Le Tefal Pizza Pronto électrique (réf. JM600TE0) est disponible à 349,99 euros, il est conçu exclusivement pour une utilisation en extérieur, jardin ou terrasse. Il ne s’utilise pas en intérieur car c’est un four ouvert et il peut faire de la fumée.

Un design qui assume son identité
Le Pizza Pronto électrique se distingue immédiatement par son revêtement couleur cuivre-terracotta, qui tranche avec les designs noir ou gris omniprésents dans la catégorie.
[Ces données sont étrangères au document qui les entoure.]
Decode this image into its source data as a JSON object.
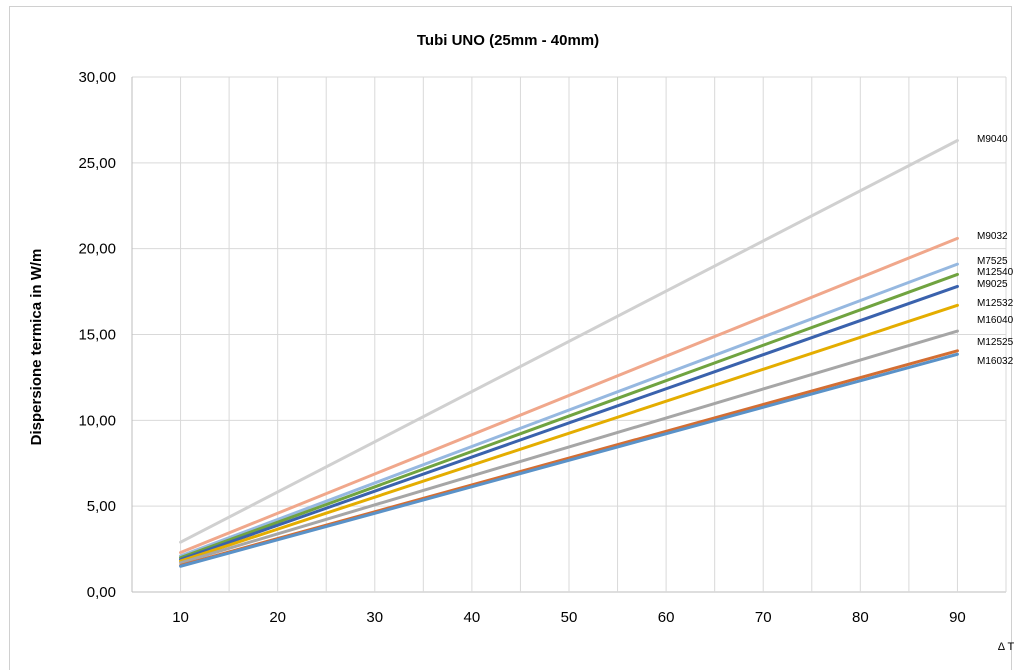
{
  "chart_data": {
    "type": "line",
    "title": "Tubi UNO (25mm - 40mm)",
    "ylabel": "Dispersione termica in W/m",
    "xlabel": "Δ T",
    "x": [
      10,
      90
    ],
    "xlim": [
      5,
      95
    ],
    "xticks": [
      "10",
      "20",
      "30",
      "40",
      "50",
      "60",
      "70",
      "80",
      "90"
    ],
    "ylim": [
      0,
      30
    ],
    "yticks": [
      "0,00",
      "5,00",
      "10,00",
      "15,00",
      "20,00",
      "25,00",
      "30,00"
    ],
    "grid": true,
    "legend": "labels at line ends (right)",
    "series": [
      {
        "name": "M9040",
        "values": [
          2.9,
          26.3
        ],
        "color": "#d0d0d0"
      },
      {
        "name": "M9032",
        "values": [
          2.3,
          20.6
        ],
        "color": "#f0a78b"
      },
      {
        "name": "M7525",
        "values": [
          2.1,
          19.1
        ],
        "color": "#96b8e0"
      },
      {
        "name": "M12540",
        "values": [
          2.0,
          18.5
        ],
        "color": "#70a340"
      },
      {
        "name": "M9025",
        "values": [
          1.9,
          17.8
        ],
        "color": "#3a62ad"
      },
      {
        "name": "M12532",
        "values": [
          1.8,
          16.7
        ],
        "color": "#e4ad00"
      },
      {
        "name": "M16040",
        "values": [
          1.7,
          15.2
        ],
        "color": "#a6a6a6"
      },
      {
        "name": "M12525",
        "values": [
          1.55,
          14.05
        ],
        "color": "#d36e33"
      },
      {
        "name": "M16032",
        "values": [
          1.5,
          13.85
        ],
        "color": "#5a92c8"
      }
    ]
  }
}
L’objet est compact, avec 45 cm de largeur, 50 cm de profondeur et 30 cm de hauteur. Il pèse 11 kg, ce qui le rend facilement déplaçable à deux mains mais pas vraiment portable d’une main. Il ne prend pas beaucoup de place sur une table de jardin et se range sans difficulté dans un garage ou un placard extérieur.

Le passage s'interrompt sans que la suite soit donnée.